The three scenarios for the interregnum's end are inherited from the Empire's history. External force can end it: Napoleon dissolved the Empire in 1806 by making its continuation more costly than its abolition. The analog is a security crisis — Russian military pressure, American strategic withdrawal — that forces the gap and singular truth grammars into an emergency integration the sacred wound communities cannot afford to resist. A cascade of Sacred Wound exits can end it: if the wound communities exit sequentially, the institution loses the plurality that makes its irresolvability productive, and what remains is a smaller, more coherent entity built on the surviving grammars. Or the Gap position collapses from within: if Germany — the institution's primary gap-holder, the actor whose structural role is to mediate between singular truth and sacred wound — is captured by its own martyrological moment, there is no longer a mediating position. The AfD represents this possibility. It is not an anomaly in the German political system. It is the German political system's own Sacred Wound grammar finding its voice — the wound of reunification's costs, the wound of demographic transformation, the wound of a country that was required to suppress its own nationalist enthusiasm for eight decades and is discovering that suppression is not elimination. If the gap state ceases to hold the gap, the two remaining grammars stand in direct confrontation with no institutional mediation between them. The Thirty Years War was fought under those conditions.

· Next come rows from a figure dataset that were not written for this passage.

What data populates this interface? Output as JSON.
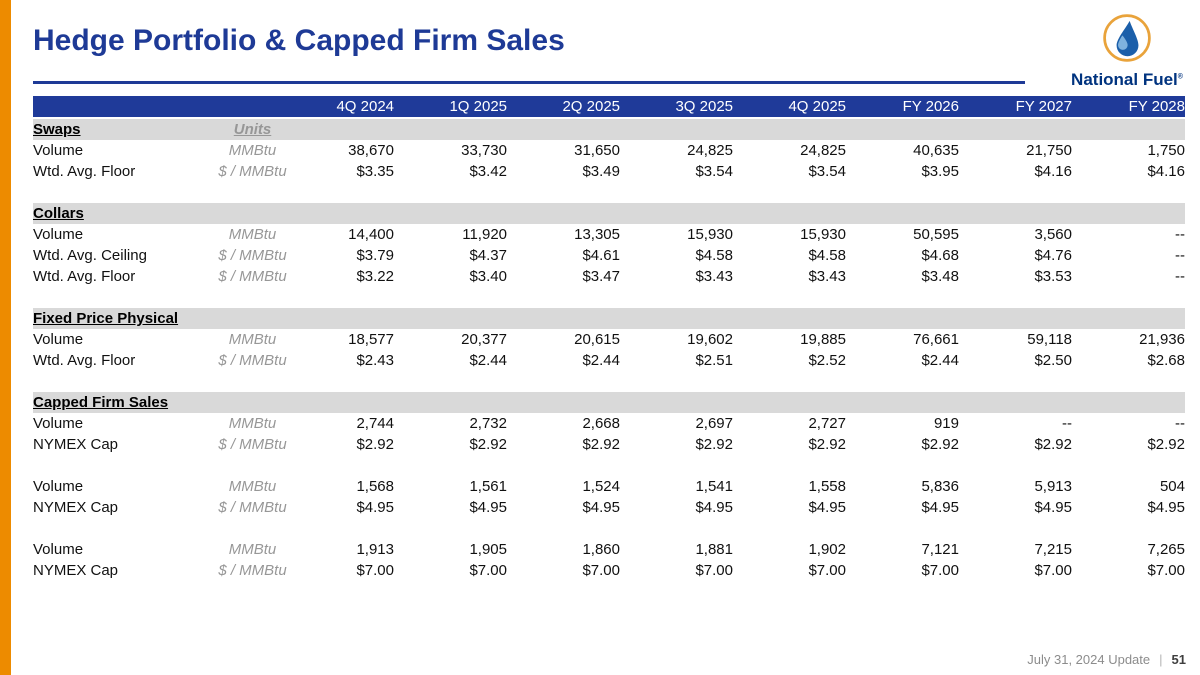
{
  "slide": {
    "title": "Hedge Portfolio & Capped Firm Sales",
    "footer": {
      "date_text": "July 31, 2024 Update",
      "separator": "|",
      "page_number": "51"
    }
  },
  "logo": {
    "name": "National Fuel",
    "registered_mark": "®",
    "icon": "flame-droplet-in-gold-circle-icon"
  },
  "colors": {
    "title_blue": "#1e3a96",
    "header_blue": "#1f3a99",
    "brand_orange": "#ED8B00",
    "section_band_gray": "#D9D9D9",
    "units_gray": "#979797",
    "footer_gray": "#8c8c8c"
  },
  "table": {
    "units_header": "Units",
    "columns": [
      "4Q 2024",
      "1Q 2025",
      "2Q 2025",
      "3Q 2025",
      "4Q 2025",
      "FY 2026",
      "FY 2027",
      "FY 2028"
    ],
    "sections": [
      {
        "name": "Swaps",
        "show_units_header": true,
        "rows": [
          {
            "label": "Volume",
            "units": "MMBtu",
            "values": [
              "38,670",
              "33,730",
              "31,650",
              "24,825",
              "24,825",
              "40,635",
              "21,750",
              "1,750"
            ]
          },
          {
            "label": "Wtd. Avg. Floor",
            "units": "$ / MMBtu",
            "values": [
              "$3.35",
              "$3.42",
              "$3.49",
              "$3.54",
              "$3.54",
              "$3.95",
              "$4.16",
              "$4.16"
            ]
          }
        ]
      },
      {
        "name": "Collars",
        "show_units_header": false,
        "rows": [
          {
            "label": "Volume",
            "units": "MMBtu",
            "values": [
              "14,400",
              "11,920",
              "13,305",
              "15,930",
              "15,930",
              "50,595",
              "3,560",
              "--"
            ]
          },
          {
            "label": "Wtd. Avg. Ceiling",
            "units": "$ / MMBtu",
            "values": [
              "$3.79",
              "$4.37",
              "$4.61",
              "$4.58",
              "$4.58",
              "$4.68",
              "$4.76",
              "--"
            ]
          },
          {
            "label": "Wtd. Avg. Floor",
            "units": "$ / MMBtu",
            "values": [
              "$3.22",
              "$3.40",
              "$3.47",
              "$3.43",
              "$3.43",
              "$3.48",
              "$3.53",
              "--"
            ]
          }
        ]
      },
      {
        "name": "Fixed Price Physical",
        "show_units_header": false,
        "rows": [
          {
            "label": "Volume",
            "units": "MMBtu",
            "values": [
              "18,577",
              "20,377",
              "20,615",
              "19,602",
              "19,885",
              "76,661",
              "59,118",
              "21,936"
            ]
          },
          {
            "label": "Wtd. Avg. Floor",
            "units": "$ / MMBtu",
            "values": [
              "$2.43",
              "$2.44",
              "$2.44",
              "$2.51",
              "$2.52",
              "$2.44",
              "$2.50",
              "$2.68"
            ]
          }
        ]
      },
      {
        "name": "Capped Firm Sales",
        "show_units_header": false,
        "rows": [
          {
            "label": "Volume",
            "units": "MMBtu",
            "values": [
              "2,744",
              "2,732",
              "2,668",
              "2,697",
              "2,727",
              "919",
              "--",
              "--"
            ]
          },
          {
            "label": "NYMEX Cap",
            "units": "$ / MMBtu",
            "values": [
              "$2.92",
              "$2.92",
              "$2.92",
              "$2.92",
              "$2.92",
              "$2.92",
              "$2.92",
              "$2.92"
            ]
          },
          {
            "spacer": true
          },
          {
            "label": "Volume",
            "units": "MMBtu",
            "values": [
              "1,568",
              "1,561",
              "1,524",
              "1,541",
              "1,558",
              "5,836",
              "5,913",
              "504"
            ]
          },
          {
            "label": "NYMEX Cap",
            "units": "$ / MMBtu",
            "values": [
              "$4.95",
              "$4.95",
              "$4.95",
              "$4.95",
              "$4.95",
              "$4.95",
              "$4.95",
              "$4.95"
            ]
          },
          {
            "spacer": true
          },
          {
            "label": "Volume",
            "units": "MMBtu",
            "values": [
              "1,913",
              "1,905",
              "1,860",
              "1,881",
              "1,902",
              "7,121",
              "7,215",
              "7,265"
            ]
          },
          {
            "label": "NYMEX Cap",
            "units": "$ / MMBtu",
            "values": [
              "$7.00",
              "$7.00",
              "$7.00",
              "$7.00",
              "$7.00",
              "$7.00",
              "$7.00",
              "$7.00"
            ]
          }
        ]
      }
    ]
  }
}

Gramsci's monsters are not interruptions of the interregnum. They are its content. The interregnum does not produce monsters and then end. It produces monsters because it cannot end — because the old world's death and the new world's birth are not sequential events but a sustained condition whose duration depends on the unresolved balance between grammars that cannot translate into each other. The European Union is that condition, institutionalized. Its procedural Baroque is not a transitional phase. It is the political form that irresolvability takes when it is durable. The question is not whether the interregnum will end. The question is what ends it — and whether the ending will be slower or faster than what European civilization has, in its prior interregna, been able to survive.